The “systemic review and meta-analysis,” looked at those who underwent arthroscopic surgery with mild to no osteoarthritis versus those who underwent “nonoperative or sham treatments.” The study was done, they said to look at the relationship between surgery, nonsurgical treatments and the differences in patients who might also have concurrent osteoarthritis. “Orthopedic surgeons are often challenged to determine the true cause of patients’ symptoms: the meniscal tear, osteoarthritis or a combination of both.”

The study authors looked at MEDLINE, Embase and the Cochrane databases for randomized controlled trials between 1946 and January 20, 2014. “We assessed risk of bias for all included studies and pooled outcomes using a random-effects model,” the authors noted. The outcomes, which included function and pain relief, were then divided into short-term and long-term results.

Looking at a total group of 85 patients the authors noted that while surgery has been a common treatment option it may not always be the best one.

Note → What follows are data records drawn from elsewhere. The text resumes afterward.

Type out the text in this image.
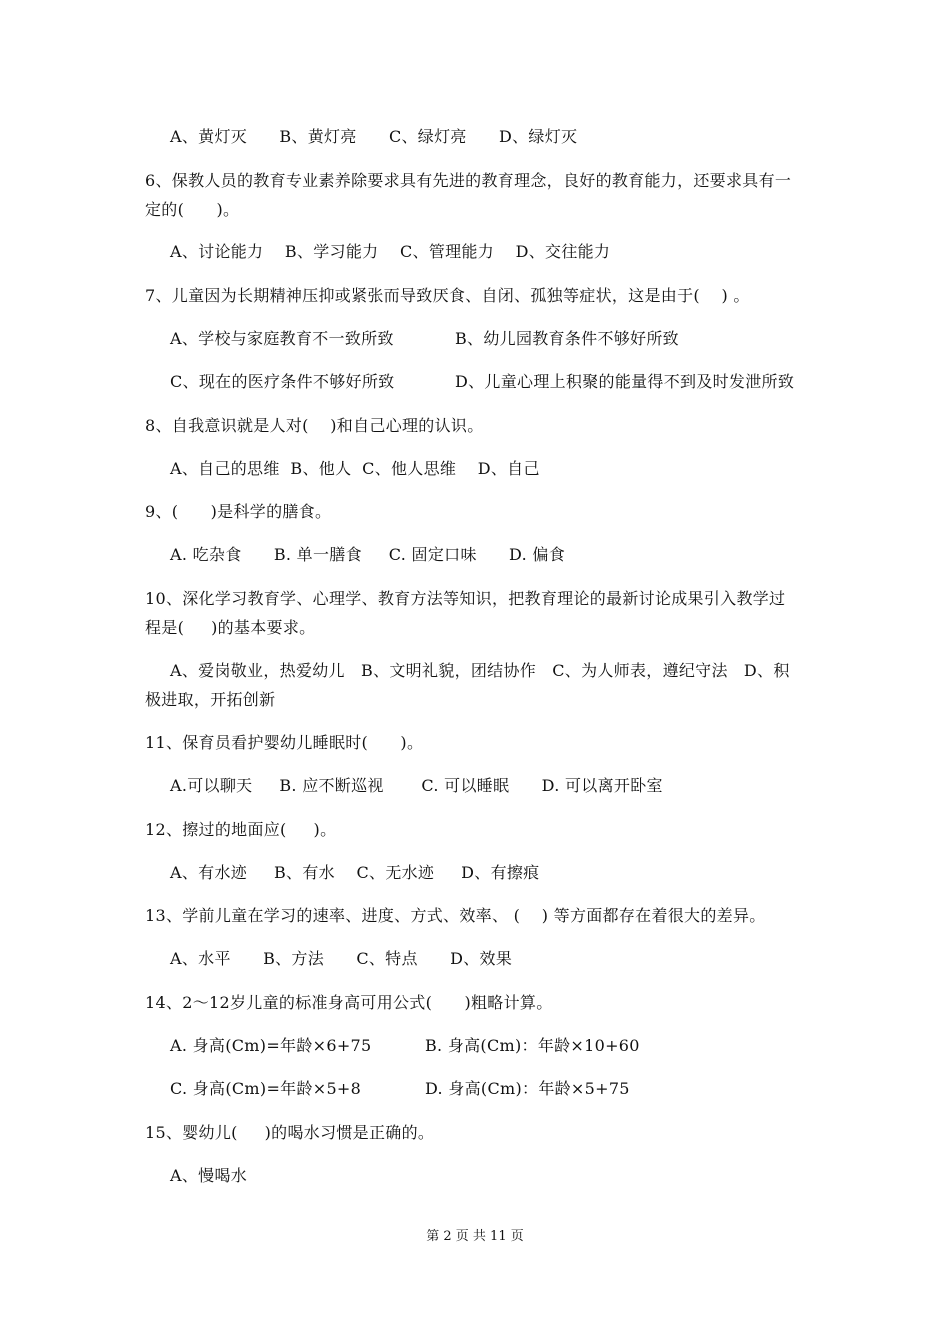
A、黄灯灭      B、黄灯亮      C、绿灯亮      D、绿灯灭
6、保教人员的教育专业素养除要求具有先进的教育理念，良好的教育能力，还要求具有一
定的(      )。
A、讨论能力    B、学习能力    C、管理能力    D、交往能力
7、儿童因为长期精神压抑或紧张而导致厌食、自闭、孤独等症状，这是由于(    ) 。
A、学校与家庭教育不一致所致	B、幼儿园教育条件不够好所致
C、现在的医疗条件不够好所致	D、儿童心理上积聚的能量得不到及时发泄所致
8、自我意识就是人对(    )和自己心理的认识。
A、自己的思维  B、他人  C、他人思维    D、自己
9、(      )是科学的膳食。
A. 吃杂食      B. 单一膳食     C. 固定口味      D. 偏食
10、深化学习教育学、心理学、教育方法等知识，把教育理论的最新讨论成果引入教学过
程是(     )的基本要求。
A、爱岗敬业，热爱幼儿   B、文明礼貌，团结协作   C、为人师表，遵纪守法   D、积
极进取，开拓创新
11、保育员看护婴幼儿睡眠时(      )。
A.可以聊天     B. 应不断巡视       C. 可以睡眠      D. 可以离开卧室
12、擦过的地面应(     )。
A、有水迹     B、有水    C、无水迹     D、有擦痕
13、学前儿童在学习的速率、进度、方式、效率、 (    ) 等方面都存在着很大的差异。
A、水平      B、方法      C、特点      D、效果
14、2～12岁儿童的标准身高可用公式(      )粗略计算。
A. 身高(Cm)=年龄×6+75	B. 身高(Cm)：年龄×10+60
C. 身高(Cm)=年龄×5+8	D. 身高(Cm)：年龄×5+75
15、婴幼儿(     )的喝水习惯是正确的。
A、慢喝水
第 2 页 共 11 页
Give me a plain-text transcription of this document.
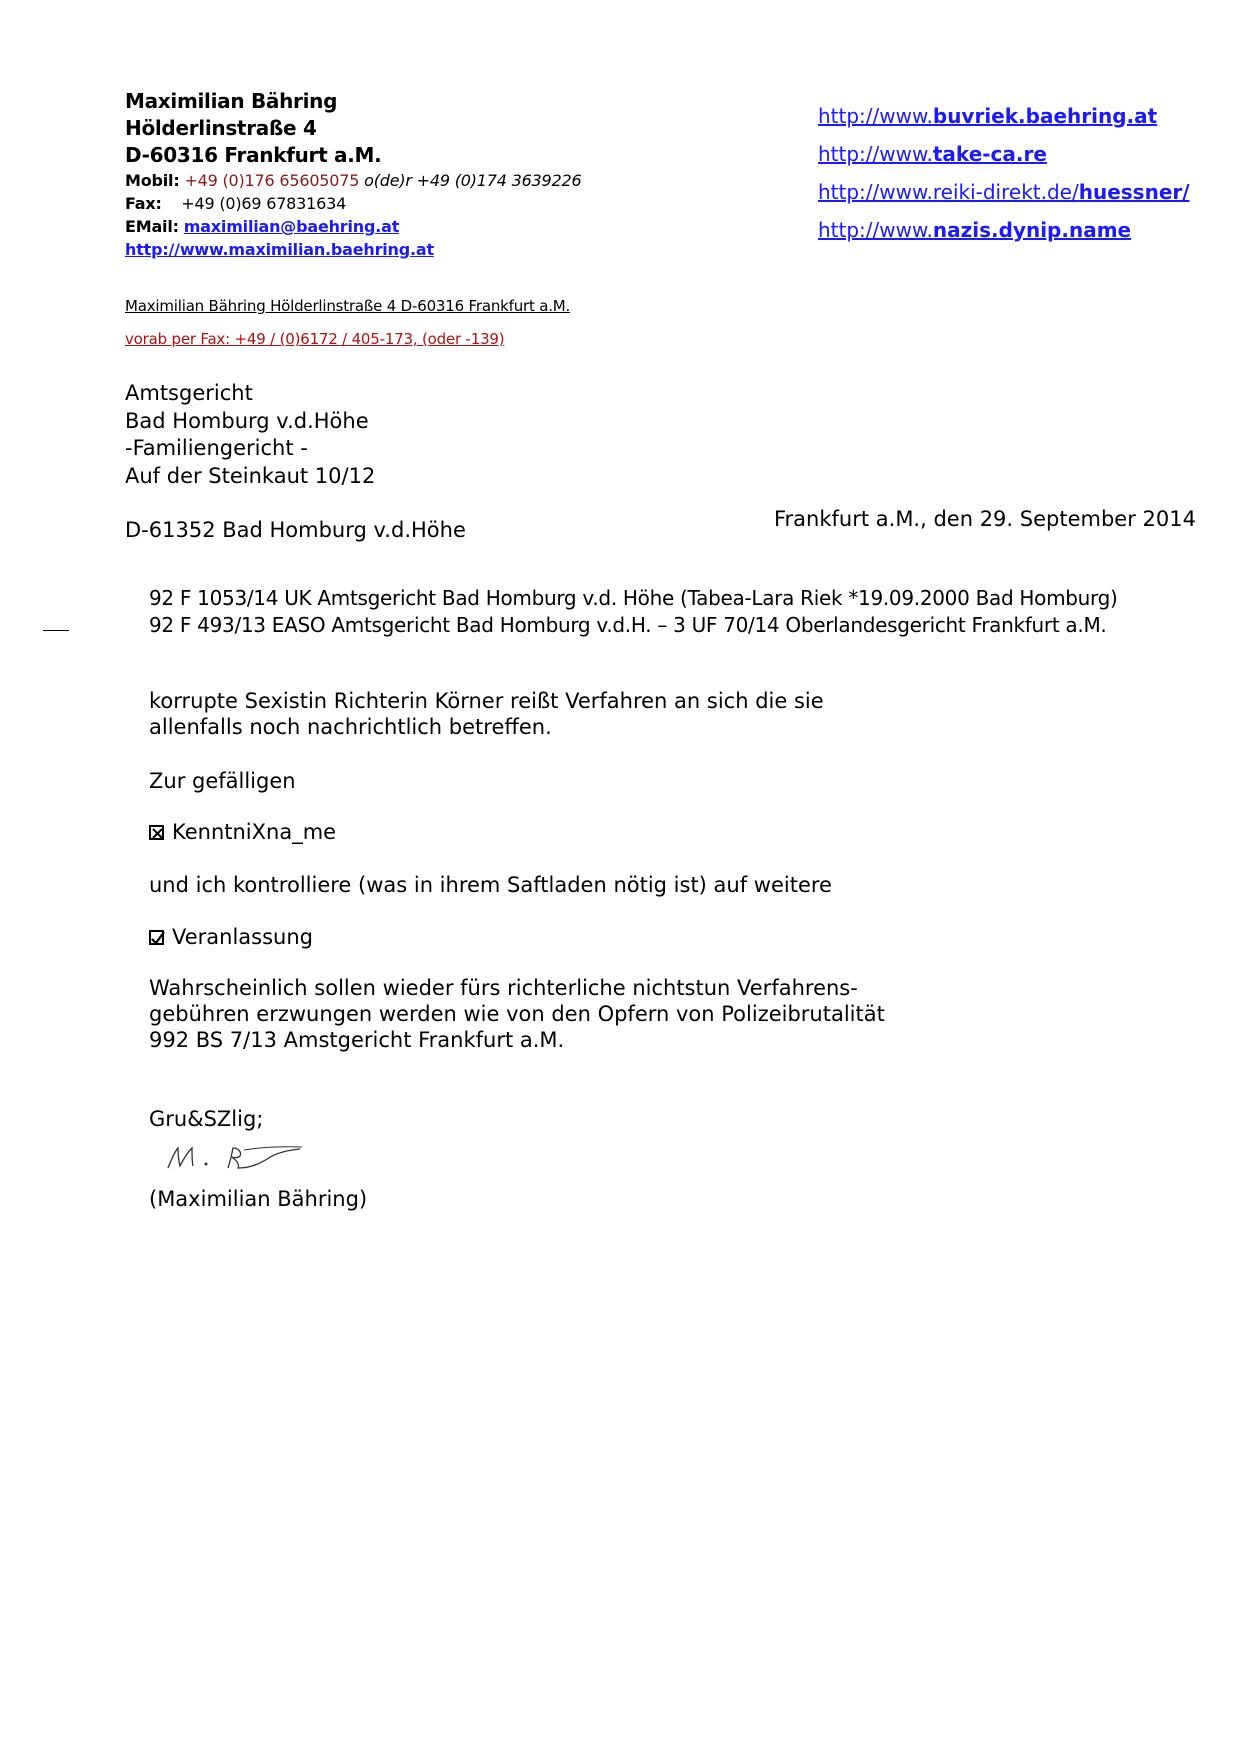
Maximilian Bähring
Hölderlinstraße 4
D-60316 Frankfurt a.M.
Mobil: +49 (0)176 65605075 o(de)r +49 (0)174 3639226
Fax: +49 (0)69 67831634
EMail: maximilian@baehring.at
http://www.maximilian.baehring.at
http://www.buvriek.baehring.at
http://www.take-ca.re
http://www.reiki-direkt.de/huessner/
http://www.nazis.dynip.name
Maximilian Bähring Hölderlinstraße 4 D-60316 Frankfurt a.M.
vorab per Fax: +49 / (0)6172 / 405-173, (oder -139)
Amtsgericht
Bad Homburg v.d.Höhe
-Familiengericht -
Auf der Steinkaut 10/12
D-61352 Bad Homburg v.d.Höhe	Frankfurt a.M., den 29. September 2014
92 F 1053/14 UK Amtsgericht Bad Homburg v.d. Höhe (Tabea-Lara Riek *19.09.2000 Bad Homburg)
92 F 493/13 EASO Amtsgericht Bad Homburg v.d.H. – 3 UF 70/14 Oberlandesgericht Frankfurt a.M.
korrupte Sexistin Richterin Körner reißt Verfahren an sich die sie
allenfalls noch nachrichtlich betreffen.
Zur gefälligen
KenntniXna_me
und ich kontrolliere (was in ihrem Saftladen nötig ist) auf weitere
Veranlassung
Wahrscheinlich sollen wieder fürs richterliche nichtstun Verfahrens-
gebühren erzwungen werden wie von den Opfern von Polizeibrutalität
992 BS 7/13 Amstgericht Frankfurt a.M.
Gru&SZlig;
(Maximilian Bähring)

“The pooled treatment effect of arthroscopic surgery did not show a significant or minimally important difference (MID) between treatment arms for long-term function outcomes (standardized mean difference [SMD] 0.07, 95% confidence interval [CI]-0.10 to 0.23),” the authors noted. “Short-term functional outcomes between groups were significant but did not exceed the threshold for MID (SMD 0.25, 95% CI 0.02 to 0.48.”

Data from the study also indicated there was not a “significant improvement,” in the patient’s pain scores in their short term recover period (MD -0.06, 95% CI -0.28 to 0.15.)

The authors noted only “moderate evidence,” that the meniscal debridement would help with degenerative tears of the meniscus. They also suggested a trial of “nonoperative management,” to see how those results would compare.